Ionlab is a very simple python package to determine the composition at equilibrium for a solution containing different species. Ionlab assumes the activity coeffecient of all ions to be 1, and all other factors considered ideal. Complexation and precipitation are also taken into account, however computation may be inaccurate or may not be possible at all. Equation solving is handled by GEKKO (no external software required), or Wolfram Mathematica. To get started, download ionlab through the Python package manager:
pip install ionlab
Carry out a simple experiment:
import ionlab as il
H3PO4 = il.Compound(cation='H+', anion='PO43-', cation_count=3, anion_count=1)

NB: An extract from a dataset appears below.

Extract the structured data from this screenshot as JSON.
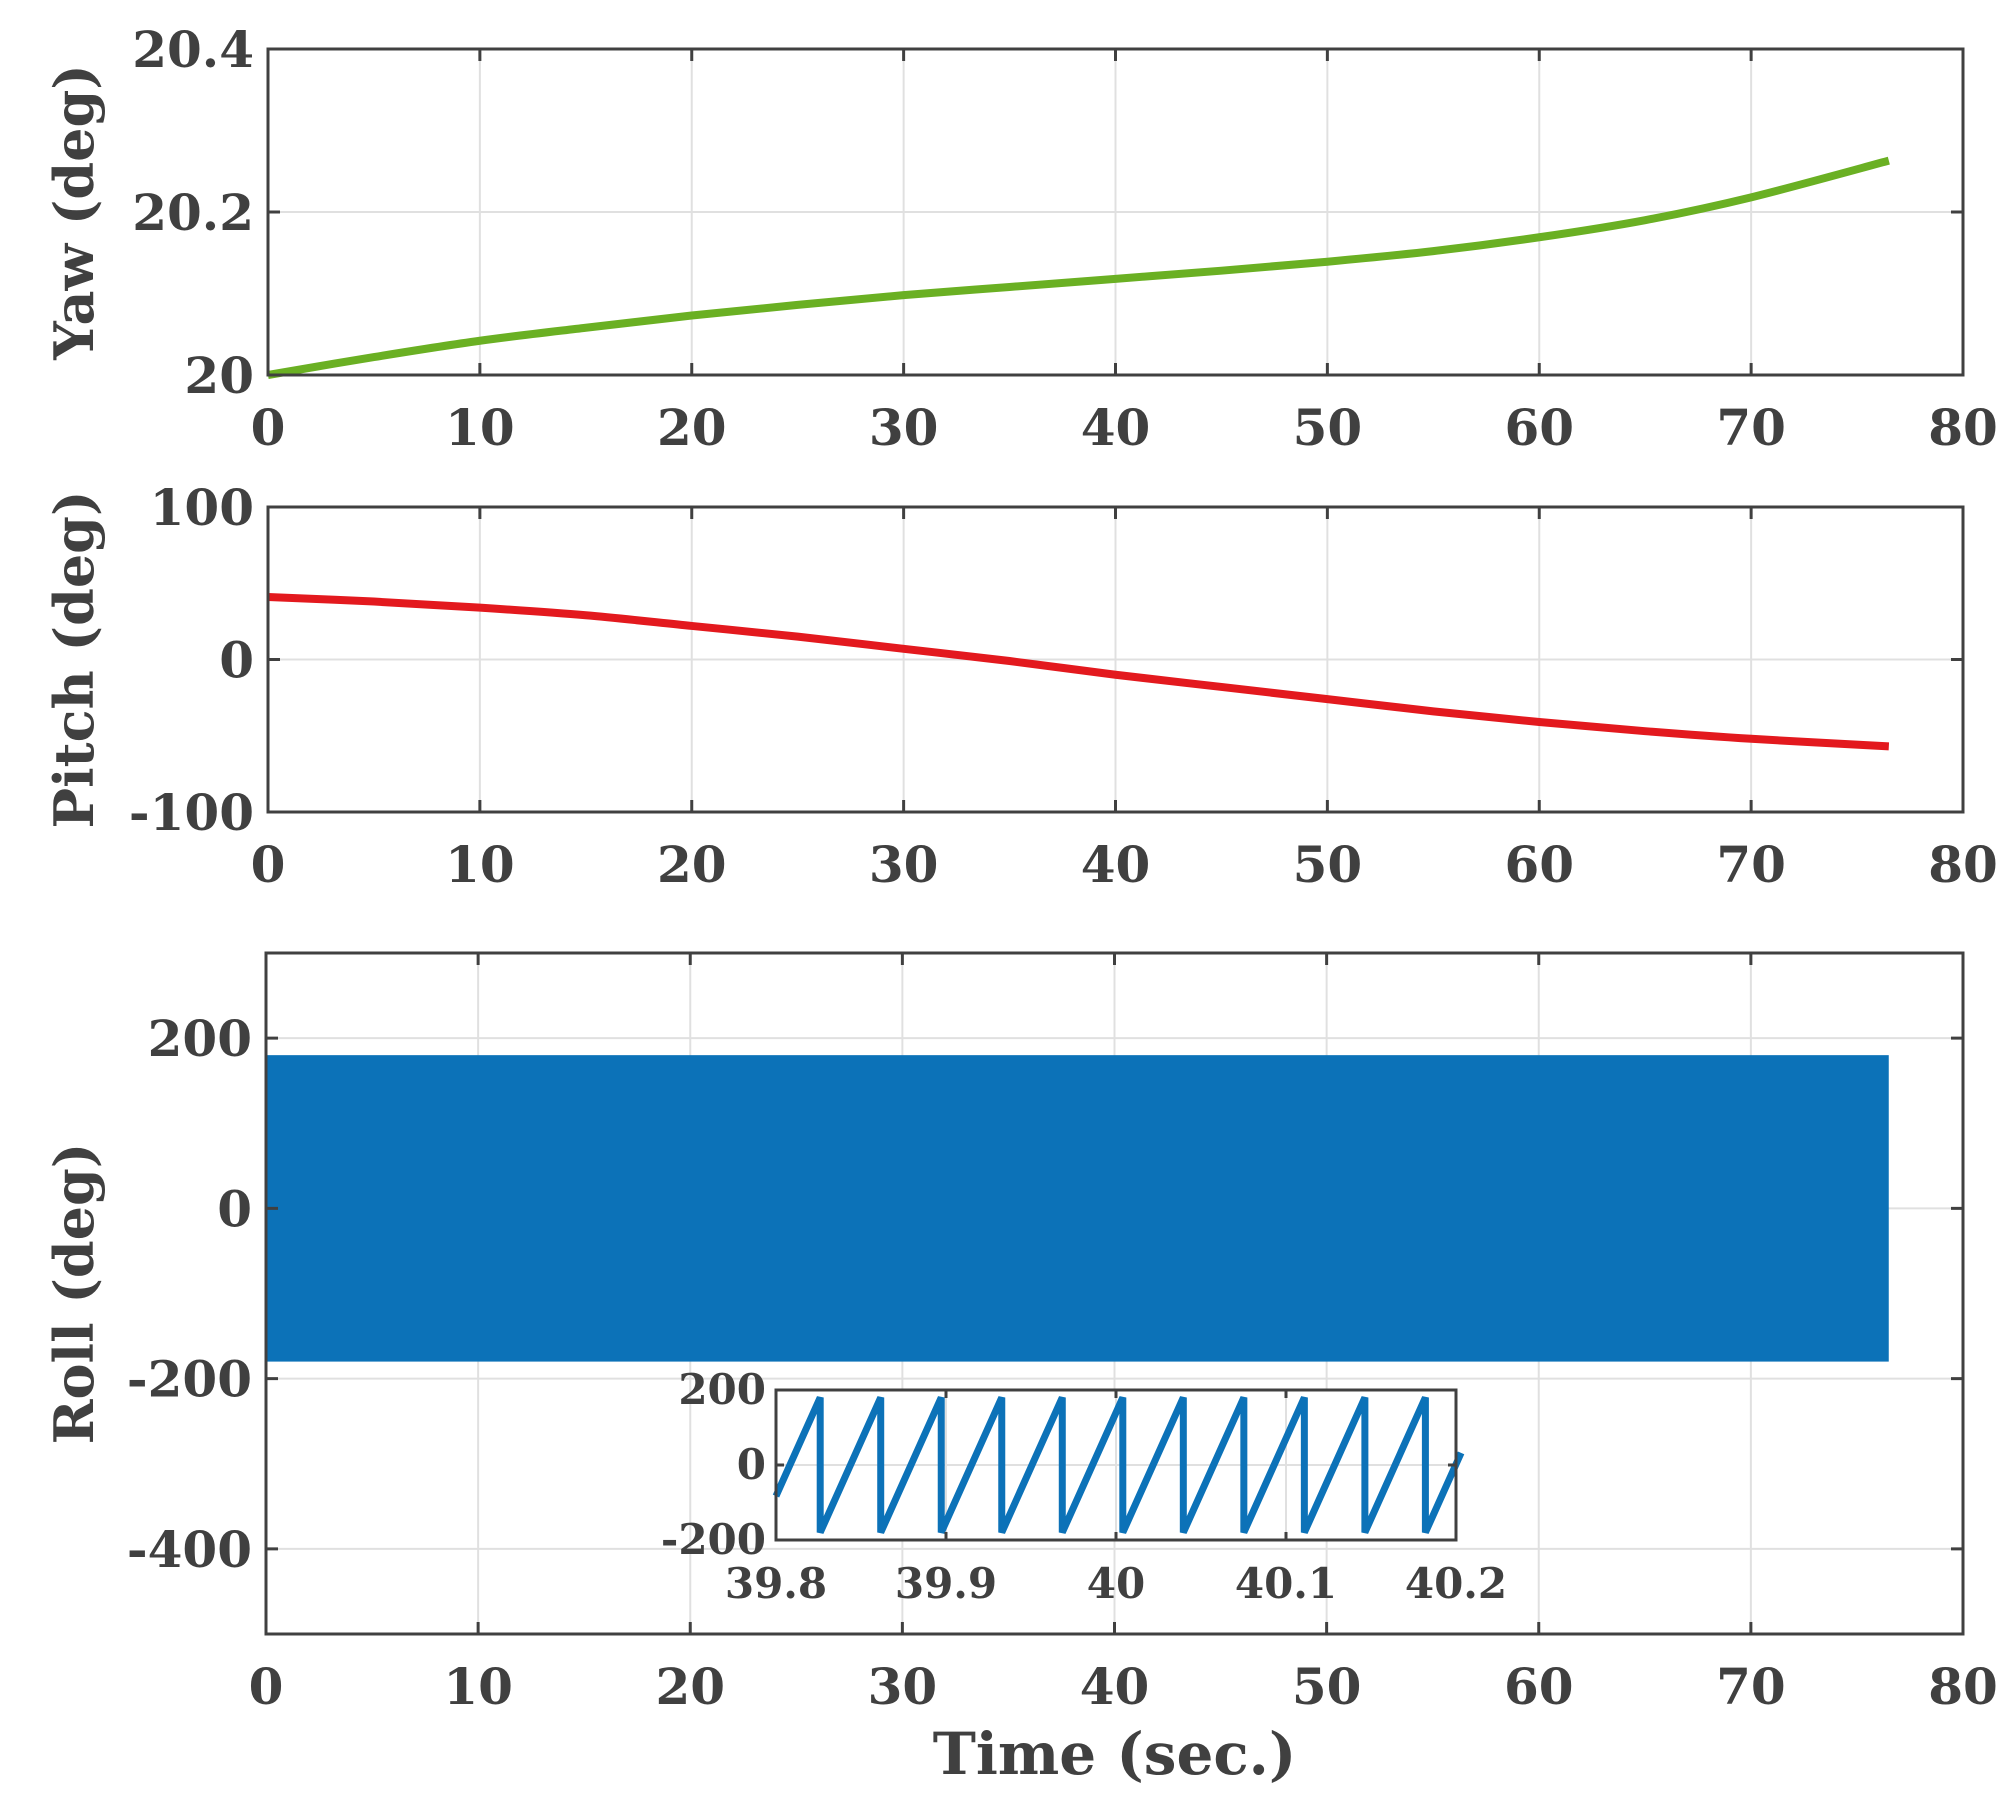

sol = il.Solution(1) # Create a solution with a volume of 1L
sol.add(H3PO4, init_M=0.2) # [H3PO4]0 = 0.2(M)
lab = il.Lab(sol)
eq = lab.analyze_eq(solver='gekko')
print(eq)
>>> {'xani0st0': 0.16610105407, 'h': 0.033899007588, 'pH': 1.46981301581946}
A more complicated example for the system consisting of satured BaCO3
sol = Solution(1)
sol.add(BaCl2, init_M=1)
sol.add(Na2CO3, init_M=1)
lab = Lab(sol)
print(lab.analyze_eq(solver='wolfram')) # GEKKO would fail here
>>> {'h': 1.099744438343427e-10, 'xani1st0': 2.238882341544366e-08, 'xcat0st0': 0.0001295842673586922, 'xcat1st0': 2.0, 'xcat0ani1sl': 0.999870364297433, 'xani0st0': 2.199488876686854e-17, 'pH': 9.958708225671051}
pH = lab.get_pH()
print(pH)
>>> 9.958708225671051
To see what the symbols mean, please use the following:
print(lab.logbook)
>>> {'H+': 'h', 'Cl-': 'xani0st1', 'HCl': 'xani0st0', 'CO32-': 'xani1st2', 'H2CO3': 'xani1st0', 'HCO3-': 'xani1st1', 'Ba2+': 'xcat0st0', 'BaOH+': 'xcat0st1', 'Na+': 'xcat1st0', 'xcat0ani1sl': 'BaCO3'}
I strongly recommend using Wolfram Mathematica instead of GEKKO as it is much faster and more reliable at solving complex systems (also because I am a horrible mathematician and didn't properly handle equation solving). If you have Mathematica installed, do the following step to configure the wolfram kernel and utilize it instead.
import conf
conf.Paths.WOLFRAM_KERNEL = '<.../WolframKernel.exe>' # Path to Wolfram kernel goes here
...
lab.analyze_eq(solver='wolfram') # Use wolfram to solve equation
Some common compounds have been provided for quick access. Type il.cc. to see a list of common chemicals. Compounds can be declared like below (unintuitive and inconsistent, I know):
HCl = il.cc.HCl
NH3 = Compound(formula='NH3') # Declare it yourself
CdBr2 = Compound(cation='Cd2+', anion='Br-', cation_count=1, anion_count=2)
H2SO4 = Compound(formula='H2SO4', cation_count=2, anion_count=1)
H2SO4 = Compound(cation='H+', anion='SO42-', cation_count=2, anion_count=1)
To add new compounds/edit their data, please go to ionlab/IonicEquilibrium/db/chemicals.db and manually edit the desired data.
Then change your current working directory to that same folder db/ and execute the command:
python dbmanage.py dbmake
I made this package when I wasn't the greatest programmer, nor the best chemist. This still hold true, but at least now I can ask someone, maybe. Please be aware that this package may be buggy, incomplete, inconsistent. Honestly, thanks for the reading the docs but trying out this package may not be the best experience. But well, if you want to explore, go for it. It is unknown whether I will ever update this package. If maybe someone need it, perhaps. Current limitations
- Computation may fail for systems that are too complex, or... just fail in general.
- Computation may be mildly or wildly inaccurate for systems involving complexation/precipitation.
- Unintuitive design for adding/adjusting chemicals (data).
- Changing chemicals' constant values during runtime is not available.
- The ideal assumption is utilized.
- GEKKO solver (pure python) may be slower at calculating and easier to fail for simple and complex systems.
- Pretty much meaningless.
- Just me, yay.